By Laurie Mittelmann
Fran Luck, a radio producer for WBAI who has lived in the East Village for 40 years, couldn’t believe that a security guard recently asked to inspect her bag before she could enter the grassy area at the center of Tompkins Square Park.
“I felt that it was an abridgement of civil liberties,” Luck said.
The security officer, who she said was dressed in street clothes without identifying insignia and wouldn’t reveal his name or who hired him, reached inside her bag when she opened it to display a picnic meal that she and her friend Pete Dolack had brought to the free screening of “Batman Begins” in the park that has been home to political activists for decades.
“We were like, ‘Who are you? This is a public park.’ And he said, ‘Tonight it’s a private park,’” Luck said.
“Is the Constitution — the Fourth Amendment that protects you against unreasonable search and seizure — in effect when a private group has been granted the right to take over part of the park?” she asked this week, as she recounted the incident.
Bob Perl, a local real estate broker and developer, and Josh Boyd, a nightclub and lounge owner and president of Downtown Diversified, organized and funded the movie event that takes place every other Wednesday at sundown.
Boyd said that Luck and Dolack are in the extreme minority of the more than 1,000 people who attend the event and voice no problem with the search.
“I’m getting approached by people all of the time on the streets, telling us how thrilled they are with the event,” Boyd said.
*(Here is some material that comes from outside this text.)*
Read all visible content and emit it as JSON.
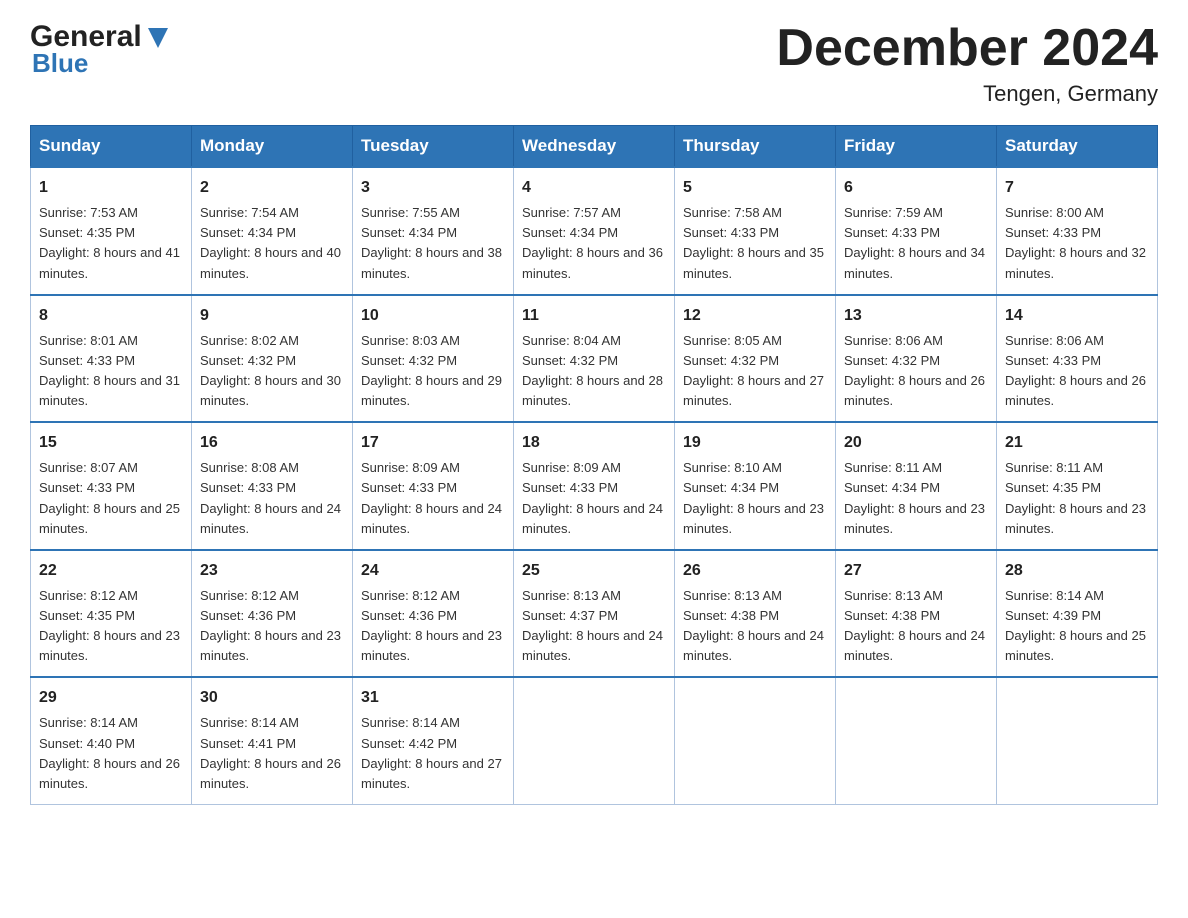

Perl and Boyd said they are happy to provide the officers — who they hired from Fifth Profession, a security company — to check for items like alcohol and fireworks. Perl said the Ninth Police Precinct expects private security at such large-scale events as their screenings.
“It’s our moral as well as legal obligation,” said Perl. “If people came in here on bicycles or with pit bulls, we’d have to say, ‘Wait — is this safe?’”
Detective Jaime Hernandez, Ninth Precinct community affairs officer, said that it does help the police if people who are hosting a large-scale event in a park provide security.
“There are less resources needed for us to put in the park, and then we can go out and do what we actually need to do as a police department,” he said.
However, Luck believes that there is no probable cause for this kind of search.
“There’s a difference between stopping a dangerous situation that has developed and searching inside of everyone’s bags,” she said.
When the security guard started rummaging in the bag carried by Dolack, Luck said they both started protesting that they had only brought food. The guard told Luck that he didn’t like her attitude and that she would have to leave.
She said that she had already passed through the gate and told him that she had the right to be there. He followed them inside.
“I thought he was going to tackle me,” Luck said.
“He was a very large, menacing person, probably a foot taller than me,” Dolack said. “Is Tompkins Square Park now some kind of Chelsea nightclub where the bouncer decides who gets in?” he asked.
Luck does not believe that police should be allowed to search bags at events in the park, either, but that at least there would be a formal channel for complaint with community boards, for example, if the officers were city employees as opposed to workers from private firms.
“You want these things done by entities that you can recognize,” she said, comparing the situation to how guards from a private security firm, Blackwater, instead of members of the U.S. military, protect American dignitaries in Iraq. “This is a dangerous trend,” she warned.
Luck and Dolack plan to still attend the next movie screening in the park, featuring “Better Off Dead,” the 1985 cult teen black comedy starring John Cusack.
“I hope squatters and people from the neighborhood come out on July 30 to reclaim the park,” Dolack said.